I have tried to implement the swap trick. However, I am using the simple bounce back scheme for collisions with solids. I am getting a problem here as the value I need for the bounce back is being swapped to a neighbor lattice.

Double buffer bounce back version: buffer1.value[i] = buffer2.value[i_Opposite]
However, when swap trick is used, “i_Opposite” is swapped to the neighboring lattice’s “i+half” index or something.
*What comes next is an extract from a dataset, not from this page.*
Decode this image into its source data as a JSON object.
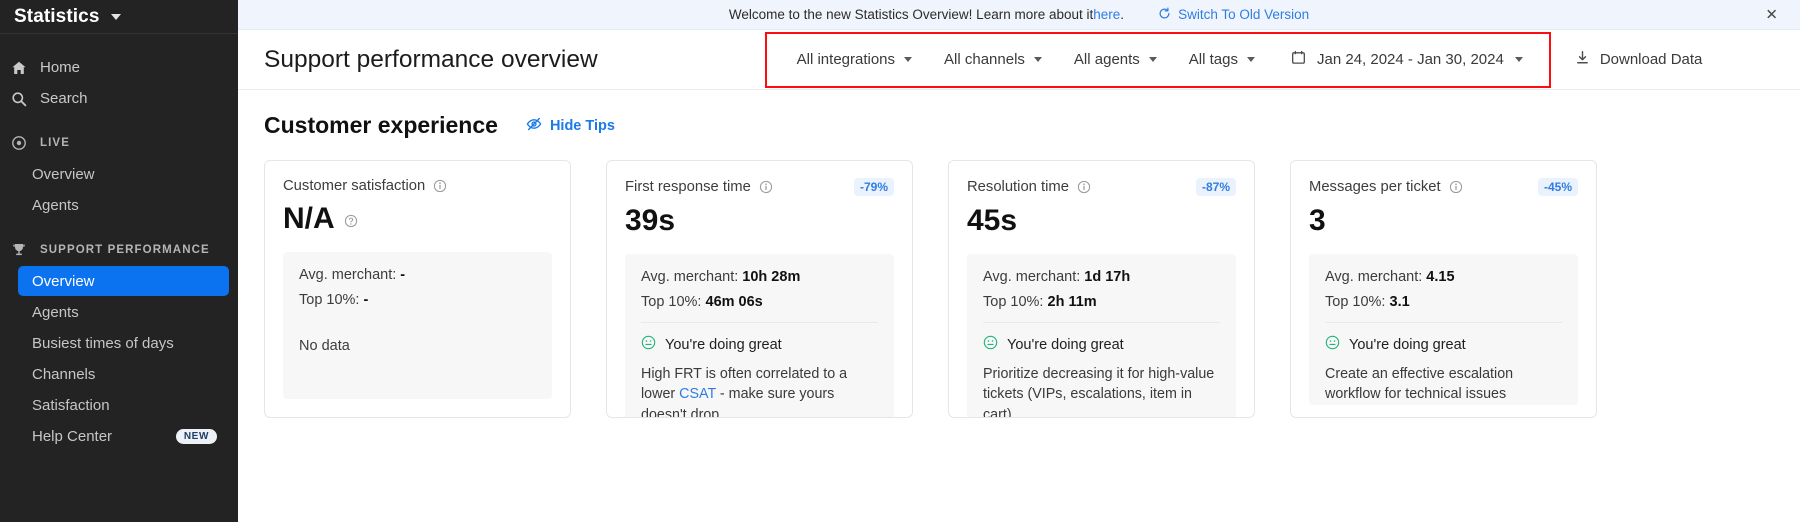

Does the swap trick support bounce back or do I have to use some other technique? Can the swap trick be used with blocking?

  • Atle

I figured it out. I had to do it the other way around in the sreaming step:

swap (f[iX][iY][iF], f[nextX][nextY][iF + half])

instead of:

swap (f[iX][iY][iF + half], f[nextX][nextY][iF])

Then there was no need to do anything in the bounceback step, since the value was already there from the swap in collision.

  • Atle

Atlemann Wrote:

I figured it out. I had to do it the other way
around in the sreaming step:

swap (f[iX][iY][iF], f[nextX][nextY][iF + half])

instead of:

swap (f[iX][iY][iF + half], f[nextX][nextY][iF])

Then there was no need to do anything in the
bounceback step, since the value was already there
from the swap in collision.

  • Atle

Hi!

Think I have some problems with the flow direction…

Although i get the correct answer for Absolute Permeability, i found out that the fluid flows in the opposite direction than what seems logical, which does not matter for abs-perm. However, I am working on a two-phase code with imbibition and drainage in which this “opposite” flow direction messes up the imbibition and drainage flow directions. Might this have something to do with my changing the indices of the swapping in the streaming step? Can’t seem to get my head around this…

e.g. my logical flow direction is in the positive lattice direction (positive direction vectors in X). e.g. c[1] = -1 and c[10] = 1 in X, thus c[10] should be the positive flow direction. However, when I manipulate the inlet layer of the model, I have to manipulate c[1] to get the fluids to flow into the model, which tells me that the inlet is actually the oulet. If i use a negative force in the body forces for the lattices, I get the expected flow direction.

I use a grid communicator in MPI for the splitting of the model over multiple CPU’s. My inlet nodes are the following:

myRank_ = gridCommunicator_.Get_rank();
MPI::Compute_dims (nProcessors_, 3, communicatorDims_);
gridCommunicator_.Shift (0, 1, rankXMinus_, rankXPlus_);
gridCommunicator_.Get_coords (myRank_, 3, rankCoordinates_);

isOnInlet = (rankCoordinates[0] == 0);
isOnOutlet = (rankCoordinates[0] == communicatorDims_[0] - 1);

  • Atle